Von Beginn der zweiten Halbzeit an bis zur Himmelfahrt war es dann die Sonne, die den wegen des Glaubens oder aber auch nur wegen des Spektakels Gekommenen einheizte. Die Darbietungen der Akteure, je nach Szene bis zu 850, waren jedenfalls nicht dazu angetan, die Massen in den Rängen zu erwärmen.

Doch für die Feuilletonisten spiele man ja auch nicht, hatte Spielfeldleiter Hans Maier vorsichtshalber vor der Premiere versichert. Was durch seinen Namensvetter aus dem bayerischen Kultusministerium bekräftigt wurde, als er äußerte, er komme einzig wegen des religiösen Erlebnisses in den oberen Ammergau.

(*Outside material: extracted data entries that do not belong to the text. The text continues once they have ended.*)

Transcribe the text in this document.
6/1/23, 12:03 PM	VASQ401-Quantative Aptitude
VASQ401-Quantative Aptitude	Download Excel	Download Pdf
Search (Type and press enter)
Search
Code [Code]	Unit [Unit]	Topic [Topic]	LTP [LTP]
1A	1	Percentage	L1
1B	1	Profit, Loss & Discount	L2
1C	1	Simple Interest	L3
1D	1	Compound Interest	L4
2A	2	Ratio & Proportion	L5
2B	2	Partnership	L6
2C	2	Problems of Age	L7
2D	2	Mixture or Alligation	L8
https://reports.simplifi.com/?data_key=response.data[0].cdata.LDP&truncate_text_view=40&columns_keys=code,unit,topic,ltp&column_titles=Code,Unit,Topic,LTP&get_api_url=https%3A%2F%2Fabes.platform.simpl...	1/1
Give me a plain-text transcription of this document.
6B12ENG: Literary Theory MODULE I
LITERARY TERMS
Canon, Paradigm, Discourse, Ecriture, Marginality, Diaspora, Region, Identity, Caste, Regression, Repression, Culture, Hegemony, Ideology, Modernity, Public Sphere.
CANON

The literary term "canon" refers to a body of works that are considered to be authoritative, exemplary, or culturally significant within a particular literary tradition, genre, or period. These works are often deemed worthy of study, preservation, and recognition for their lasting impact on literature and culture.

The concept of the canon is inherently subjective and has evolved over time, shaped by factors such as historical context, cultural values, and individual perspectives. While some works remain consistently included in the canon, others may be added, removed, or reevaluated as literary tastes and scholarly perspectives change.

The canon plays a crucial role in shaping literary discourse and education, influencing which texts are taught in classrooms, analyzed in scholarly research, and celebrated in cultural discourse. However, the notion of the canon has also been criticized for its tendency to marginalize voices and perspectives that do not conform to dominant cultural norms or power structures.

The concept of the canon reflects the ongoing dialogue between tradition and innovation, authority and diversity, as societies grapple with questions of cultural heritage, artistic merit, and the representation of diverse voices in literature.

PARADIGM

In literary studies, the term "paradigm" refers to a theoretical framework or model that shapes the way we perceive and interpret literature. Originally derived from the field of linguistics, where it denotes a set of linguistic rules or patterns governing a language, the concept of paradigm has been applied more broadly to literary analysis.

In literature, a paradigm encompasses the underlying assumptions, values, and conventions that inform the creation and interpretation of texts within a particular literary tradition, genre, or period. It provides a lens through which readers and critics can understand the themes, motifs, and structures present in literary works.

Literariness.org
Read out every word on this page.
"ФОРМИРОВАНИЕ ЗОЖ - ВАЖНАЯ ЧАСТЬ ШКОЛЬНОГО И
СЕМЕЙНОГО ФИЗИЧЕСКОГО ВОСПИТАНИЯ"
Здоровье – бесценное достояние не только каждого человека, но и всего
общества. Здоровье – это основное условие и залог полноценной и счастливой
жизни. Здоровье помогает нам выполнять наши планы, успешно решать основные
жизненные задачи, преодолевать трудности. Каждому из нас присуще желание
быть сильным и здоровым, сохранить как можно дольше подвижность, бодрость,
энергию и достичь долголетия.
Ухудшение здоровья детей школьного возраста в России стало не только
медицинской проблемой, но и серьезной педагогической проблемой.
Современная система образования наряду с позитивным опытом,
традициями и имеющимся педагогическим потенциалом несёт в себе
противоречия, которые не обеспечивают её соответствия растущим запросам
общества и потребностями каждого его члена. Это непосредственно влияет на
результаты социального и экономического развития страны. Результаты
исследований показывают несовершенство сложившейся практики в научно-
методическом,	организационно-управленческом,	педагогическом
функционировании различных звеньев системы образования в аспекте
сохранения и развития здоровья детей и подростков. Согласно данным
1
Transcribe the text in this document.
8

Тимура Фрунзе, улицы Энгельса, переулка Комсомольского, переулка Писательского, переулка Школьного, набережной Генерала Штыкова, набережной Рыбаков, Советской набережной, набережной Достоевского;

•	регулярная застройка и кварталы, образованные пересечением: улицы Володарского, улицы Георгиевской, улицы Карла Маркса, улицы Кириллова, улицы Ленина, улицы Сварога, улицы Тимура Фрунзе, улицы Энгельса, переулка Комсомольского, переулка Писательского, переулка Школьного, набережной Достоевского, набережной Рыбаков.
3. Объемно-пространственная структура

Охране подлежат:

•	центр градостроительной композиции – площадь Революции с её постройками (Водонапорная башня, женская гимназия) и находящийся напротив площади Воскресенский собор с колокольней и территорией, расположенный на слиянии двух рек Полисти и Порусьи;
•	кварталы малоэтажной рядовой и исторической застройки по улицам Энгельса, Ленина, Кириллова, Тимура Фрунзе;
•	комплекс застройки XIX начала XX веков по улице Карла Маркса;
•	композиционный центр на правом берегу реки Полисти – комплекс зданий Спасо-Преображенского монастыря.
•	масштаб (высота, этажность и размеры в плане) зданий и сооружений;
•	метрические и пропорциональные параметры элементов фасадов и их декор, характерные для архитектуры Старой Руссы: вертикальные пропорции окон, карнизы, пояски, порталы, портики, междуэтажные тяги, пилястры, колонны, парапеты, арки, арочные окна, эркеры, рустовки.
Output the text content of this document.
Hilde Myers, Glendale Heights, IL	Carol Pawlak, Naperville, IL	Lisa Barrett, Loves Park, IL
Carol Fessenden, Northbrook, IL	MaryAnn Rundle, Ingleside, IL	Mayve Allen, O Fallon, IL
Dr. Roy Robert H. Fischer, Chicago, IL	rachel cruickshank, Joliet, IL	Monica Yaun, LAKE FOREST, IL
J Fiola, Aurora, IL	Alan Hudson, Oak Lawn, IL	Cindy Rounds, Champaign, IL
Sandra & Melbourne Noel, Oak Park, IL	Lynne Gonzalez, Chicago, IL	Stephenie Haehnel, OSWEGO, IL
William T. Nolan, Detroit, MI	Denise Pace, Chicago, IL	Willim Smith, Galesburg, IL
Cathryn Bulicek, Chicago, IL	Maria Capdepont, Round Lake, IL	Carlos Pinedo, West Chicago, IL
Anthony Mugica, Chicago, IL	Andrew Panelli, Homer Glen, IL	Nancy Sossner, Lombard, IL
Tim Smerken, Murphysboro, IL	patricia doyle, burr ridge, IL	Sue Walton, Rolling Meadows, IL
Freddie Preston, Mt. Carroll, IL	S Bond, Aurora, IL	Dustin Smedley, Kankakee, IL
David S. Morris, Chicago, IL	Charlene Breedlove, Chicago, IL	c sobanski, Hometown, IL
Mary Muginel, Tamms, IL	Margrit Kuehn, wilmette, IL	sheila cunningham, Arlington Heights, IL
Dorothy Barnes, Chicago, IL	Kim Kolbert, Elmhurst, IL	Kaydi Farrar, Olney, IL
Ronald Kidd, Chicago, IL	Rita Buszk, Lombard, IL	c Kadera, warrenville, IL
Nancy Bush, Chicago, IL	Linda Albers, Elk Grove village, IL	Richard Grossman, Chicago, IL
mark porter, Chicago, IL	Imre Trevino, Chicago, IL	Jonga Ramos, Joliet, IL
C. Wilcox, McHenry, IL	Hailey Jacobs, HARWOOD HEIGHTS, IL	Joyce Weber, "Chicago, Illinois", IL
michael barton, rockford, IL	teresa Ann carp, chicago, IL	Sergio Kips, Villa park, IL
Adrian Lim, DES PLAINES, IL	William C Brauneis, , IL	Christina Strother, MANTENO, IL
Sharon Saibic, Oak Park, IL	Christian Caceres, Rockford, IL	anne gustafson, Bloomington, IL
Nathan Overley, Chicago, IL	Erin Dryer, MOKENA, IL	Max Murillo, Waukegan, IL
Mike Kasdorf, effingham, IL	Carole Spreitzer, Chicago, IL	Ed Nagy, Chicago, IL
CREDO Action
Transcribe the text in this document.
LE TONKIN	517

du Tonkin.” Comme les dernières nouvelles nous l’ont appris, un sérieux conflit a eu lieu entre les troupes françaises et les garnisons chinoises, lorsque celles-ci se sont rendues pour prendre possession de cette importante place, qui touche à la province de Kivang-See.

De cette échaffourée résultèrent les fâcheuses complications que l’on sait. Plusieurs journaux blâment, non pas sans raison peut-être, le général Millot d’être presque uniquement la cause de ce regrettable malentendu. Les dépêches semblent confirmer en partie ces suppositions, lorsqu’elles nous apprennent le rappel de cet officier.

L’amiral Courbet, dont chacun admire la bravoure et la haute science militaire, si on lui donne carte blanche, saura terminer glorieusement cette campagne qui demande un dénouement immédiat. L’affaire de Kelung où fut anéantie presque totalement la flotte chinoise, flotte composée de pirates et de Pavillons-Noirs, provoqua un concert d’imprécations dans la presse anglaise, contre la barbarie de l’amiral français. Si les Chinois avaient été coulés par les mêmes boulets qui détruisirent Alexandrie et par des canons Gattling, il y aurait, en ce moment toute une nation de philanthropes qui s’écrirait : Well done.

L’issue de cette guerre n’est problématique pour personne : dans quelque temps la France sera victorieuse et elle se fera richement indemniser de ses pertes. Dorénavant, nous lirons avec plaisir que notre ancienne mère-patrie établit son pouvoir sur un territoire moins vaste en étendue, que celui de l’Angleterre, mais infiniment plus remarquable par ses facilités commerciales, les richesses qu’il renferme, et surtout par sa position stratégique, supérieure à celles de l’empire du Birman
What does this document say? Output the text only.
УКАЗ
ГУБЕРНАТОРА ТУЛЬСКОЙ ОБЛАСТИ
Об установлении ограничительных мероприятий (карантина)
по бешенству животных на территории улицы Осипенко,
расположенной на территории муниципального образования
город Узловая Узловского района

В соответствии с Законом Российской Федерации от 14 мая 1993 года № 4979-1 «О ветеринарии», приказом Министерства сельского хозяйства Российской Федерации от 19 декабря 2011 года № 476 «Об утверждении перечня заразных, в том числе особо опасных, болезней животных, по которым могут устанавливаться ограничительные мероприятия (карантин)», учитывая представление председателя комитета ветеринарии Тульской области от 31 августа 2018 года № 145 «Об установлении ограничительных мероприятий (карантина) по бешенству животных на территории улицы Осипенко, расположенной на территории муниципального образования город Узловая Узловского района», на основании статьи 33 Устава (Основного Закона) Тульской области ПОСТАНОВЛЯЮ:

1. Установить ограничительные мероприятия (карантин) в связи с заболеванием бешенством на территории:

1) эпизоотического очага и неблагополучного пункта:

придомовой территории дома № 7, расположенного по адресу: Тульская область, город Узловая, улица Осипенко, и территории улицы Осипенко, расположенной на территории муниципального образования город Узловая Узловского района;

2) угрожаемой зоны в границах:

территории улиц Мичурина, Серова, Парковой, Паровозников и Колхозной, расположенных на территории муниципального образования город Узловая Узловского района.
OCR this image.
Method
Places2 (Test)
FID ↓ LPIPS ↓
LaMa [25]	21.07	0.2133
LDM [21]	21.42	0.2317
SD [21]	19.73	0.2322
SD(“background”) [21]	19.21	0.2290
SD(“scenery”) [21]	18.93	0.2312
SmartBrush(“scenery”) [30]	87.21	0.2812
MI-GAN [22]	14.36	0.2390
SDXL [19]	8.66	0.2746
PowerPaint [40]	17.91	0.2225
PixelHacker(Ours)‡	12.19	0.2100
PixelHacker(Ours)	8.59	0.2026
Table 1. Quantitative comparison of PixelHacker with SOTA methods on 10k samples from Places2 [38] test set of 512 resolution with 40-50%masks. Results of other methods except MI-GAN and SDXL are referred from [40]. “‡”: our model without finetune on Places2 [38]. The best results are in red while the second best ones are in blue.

Natürlich ginge es auch nicht ums Geld, ergänzte Bürgermeister Klement Fend auf der Pressekonferenz den Regisseur dieser Breitwandkomödie. Es sei das Gelübde, das Dorfbewohner wie Christus (alias Rudi Zwink) dazu bringe, morgens um neun Uhr fünf die Händler und Schacherer aus dem Tempel zu vertreiben. Sicher, der Student der Zahnmedizin in Köln bekommt dafür eine Gage. Aber für die 22.000 Mark muß der gelockte Bärtige am Nachmittag auch etwa zwanzig Minuten am Kreuz hängen, nur gehalten von einem für das Publikum nicht so ohne weiteres erkennbaren Bergsteigersitz. Wobei er dieses Kreuz nicht in jeder Vorstellung erleiden muß, wird er doch in der jeweils nächsten abgelöst durch den achtunddreißigjährigen Drogisten Max Jablonka. Und dem wiederum dürfte der Gemeindeobolus zukommen für die Überwindung, die es ihn kosten muß, zu seinen weit über zehn Jahre jüngeren Maria-Darstellerinnen Ursula Burkhardt und Theresia Fellner «Mutter» sagen zu müssen.

Eigentlich hätte die Gemeinde Oberammergau, die so viele Einwohner hat wie in das Passionsspielhaus hineinpassen, also 4.700, erst wieder 1990 ihre knapp 500.000 Eintrittskarten zu Preisen zwischen sechzig und neunzig Mark zuzüglich der Gebühr für den Vorverkauf unter den eins komma fünf Millionen Interessenten verteilen zu dürfen. Aber im Orwell-Jahr feiert das Pest-Gelübde nunmal 350. Geburtstag. (Und die acht bis zehn Millionen Reingewinn für den Ortssäckel helfen 1990 sicherlich dem neuen Jesus auf den Esel.)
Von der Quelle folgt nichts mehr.